I am currently programming with c++ a program that handles both alphabets and Korean characters.
However I learned that the size of char in c++ is only 1 bytes. This meant that in order to handle foreign characters or UNICODE, it needs to use two chars for one character.
string s = string("a가b나c다"); cout<< s.length(); prints 9
but my question is how does the c++ execution distinguish between the two different type of characters?
for example if I make a char array the size of 9, How does it know whether its 9 ascii characters or 4 unicode + 1 ascii ??

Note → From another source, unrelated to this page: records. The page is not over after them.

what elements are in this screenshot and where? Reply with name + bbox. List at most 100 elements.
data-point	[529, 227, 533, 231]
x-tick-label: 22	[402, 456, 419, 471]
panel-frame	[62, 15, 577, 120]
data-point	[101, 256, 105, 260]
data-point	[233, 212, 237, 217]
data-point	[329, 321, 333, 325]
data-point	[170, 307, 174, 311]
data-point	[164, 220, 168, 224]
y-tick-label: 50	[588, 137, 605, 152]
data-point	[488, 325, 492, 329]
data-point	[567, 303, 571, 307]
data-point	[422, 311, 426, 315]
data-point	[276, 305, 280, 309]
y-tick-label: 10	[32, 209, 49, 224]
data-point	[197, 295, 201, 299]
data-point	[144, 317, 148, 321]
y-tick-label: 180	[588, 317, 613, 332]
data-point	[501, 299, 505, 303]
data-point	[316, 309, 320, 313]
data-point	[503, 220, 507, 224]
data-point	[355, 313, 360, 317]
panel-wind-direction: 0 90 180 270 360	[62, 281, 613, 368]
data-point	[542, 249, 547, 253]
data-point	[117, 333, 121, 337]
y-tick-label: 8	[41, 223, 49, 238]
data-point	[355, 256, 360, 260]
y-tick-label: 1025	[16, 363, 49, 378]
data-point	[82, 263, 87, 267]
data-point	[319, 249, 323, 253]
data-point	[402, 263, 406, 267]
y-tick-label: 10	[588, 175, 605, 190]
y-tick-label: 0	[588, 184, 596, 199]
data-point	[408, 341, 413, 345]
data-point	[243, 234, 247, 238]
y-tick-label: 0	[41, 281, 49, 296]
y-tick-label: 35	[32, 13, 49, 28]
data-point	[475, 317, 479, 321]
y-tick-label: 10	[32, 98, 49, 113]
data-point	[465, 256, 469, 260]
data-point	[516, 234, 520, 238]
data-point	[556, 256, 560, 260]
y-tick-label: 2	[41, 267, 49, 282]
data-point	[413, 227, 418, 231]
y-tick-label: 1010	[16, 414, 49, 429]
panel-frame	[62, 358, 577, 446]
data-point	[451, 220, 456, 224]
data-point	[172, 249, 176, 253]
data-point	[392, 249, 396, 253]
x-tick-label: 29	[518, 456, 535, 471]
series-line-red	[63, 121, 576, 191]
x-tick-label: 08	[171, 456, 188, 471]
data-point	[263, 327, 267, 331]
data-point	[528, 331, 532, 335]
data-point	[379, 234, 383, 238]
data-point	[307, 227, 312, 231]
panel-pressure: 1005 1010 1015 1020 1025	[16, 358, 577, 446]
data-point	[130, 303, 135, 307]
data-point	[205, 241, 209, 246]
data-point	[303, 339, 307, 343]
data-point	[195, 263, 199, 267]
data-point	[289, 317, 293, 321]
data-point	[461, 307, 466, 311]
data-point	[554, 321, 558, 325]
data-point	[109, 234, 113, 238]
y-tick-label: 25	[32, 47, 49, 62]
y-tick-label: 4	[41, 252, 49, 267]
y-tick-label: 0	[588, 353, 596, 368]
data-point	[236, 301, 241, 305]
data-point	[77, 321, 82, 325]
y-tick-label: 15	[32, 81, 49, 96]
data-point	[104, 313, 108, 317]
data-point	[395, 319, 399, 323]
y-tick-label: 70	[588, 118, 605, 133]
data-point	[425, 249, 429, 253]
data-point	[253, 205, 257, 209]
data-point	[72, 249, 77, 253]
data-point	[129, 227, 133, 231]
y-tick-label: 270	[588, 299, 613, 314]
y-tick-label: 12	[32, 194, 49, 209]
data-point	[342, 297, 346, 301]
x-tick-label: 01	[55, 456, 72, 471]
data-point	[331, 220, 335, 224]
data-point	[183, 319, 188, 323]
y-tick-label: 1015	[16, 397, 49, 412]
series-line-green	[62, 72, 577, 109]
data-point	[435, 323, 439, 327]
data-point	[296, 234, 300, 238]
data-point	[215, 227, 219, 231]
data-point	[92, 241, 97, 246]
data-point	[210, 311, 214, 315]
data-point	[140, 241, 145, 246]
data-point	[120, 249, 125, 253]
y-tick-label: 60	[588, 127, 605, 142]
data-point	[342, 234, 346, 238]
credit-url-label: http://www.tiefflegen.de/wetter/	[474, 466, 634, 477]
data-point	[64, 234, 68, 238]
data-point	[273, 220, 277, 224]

and then i figured out this :
char c; int a; char* cp = "가나다라마바사아"; for (int i = 0; i < 20; i++) { c = a = cp[i]; cout << "\n c val : " << c; cout << "\n a val : " << a; } ONLY prints out negative values for a.
c val : a val : -80 c val : a val : -95 c val : a val : -77 c val : a val : -86 c val : a val : -76 c val : a val : -39 Which i can infer that for non ascii characters it only uses negative values? but isn't this quite a waste ?
My question in summary: Do c++ distinguish ascii chars and unicode chars only by looking if they are negative ?
Answer in summary : the parser decides whether to consider 1~4 char as 1 glyph by looking up the first few bits of the char, so to some extent my assumption was valid.